Question

If \(A=\begin{bmatrix} x & 1 \\ 1 & 0 \end{bmatrix}\)and A = A^-1, then the value of x is :

• A. 0
• B. 1
• C. 2
• D. 3

Answer 1

The Correct Option is A

To find the value of \(x\) such that \(A = A^{-1}\), where \(A = \begin{bmatrix} x & 1 \\ 1 & 0 \end{bmatrix}\), follow these steps:

1. For a 2x2 matrix \( \begin{bmatrix} a & b \\ c & d \end{bmatrix} \), the inverse is given by \( \frac{1}{ad-bc} \begin{bmatrix} d & -b \\ -c & a \end{bmatrix} \).

2. For \( A \) to be equal to its inverse \( A^{-1} \), we first need to calculate \( A^{-1} \):

\( \det(A) = x \cdot 0 - 1 \cdot 1 = -1 \)
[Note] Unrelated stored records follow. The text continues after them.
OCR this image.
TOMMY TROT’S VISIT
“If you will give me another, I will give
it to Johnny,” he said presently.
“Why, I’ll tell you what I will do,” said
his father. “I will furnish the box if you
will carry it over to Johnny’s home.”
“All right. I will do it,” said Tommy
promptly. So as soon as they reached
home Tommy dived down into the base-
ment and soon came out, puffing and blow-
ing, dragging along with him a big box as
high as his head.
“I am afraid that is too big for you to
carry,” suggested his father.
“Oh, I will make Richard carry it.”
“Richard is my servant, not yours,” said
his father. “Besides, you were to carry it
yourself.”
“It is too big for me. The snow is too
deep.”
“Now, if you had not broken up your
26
\( A^{-1} = \frac{1}{-1} \begin{bmatrix} 0 & -1 \\ -1 & x \end{bmatrix} = \begin{bmatrix} 0 & 1 \\ 1 & -x \end{bmatrix} \)

3. Since \( A = A^{-1} \), compare elements:

\( \begin{bmatrix} x & 1 \\ 1 & 0 \end{bmatrix} = \begin{bmatrix} 0 & 1 \\ 1 & -x \end{bmatrix} \)

Comparing first row, first column elements: \( x = 0 \)

Comparing second row, second column elements: \( 0 = -x \) confirms \( x = 0 \)

4. Thus, the value of \( x \) is 0.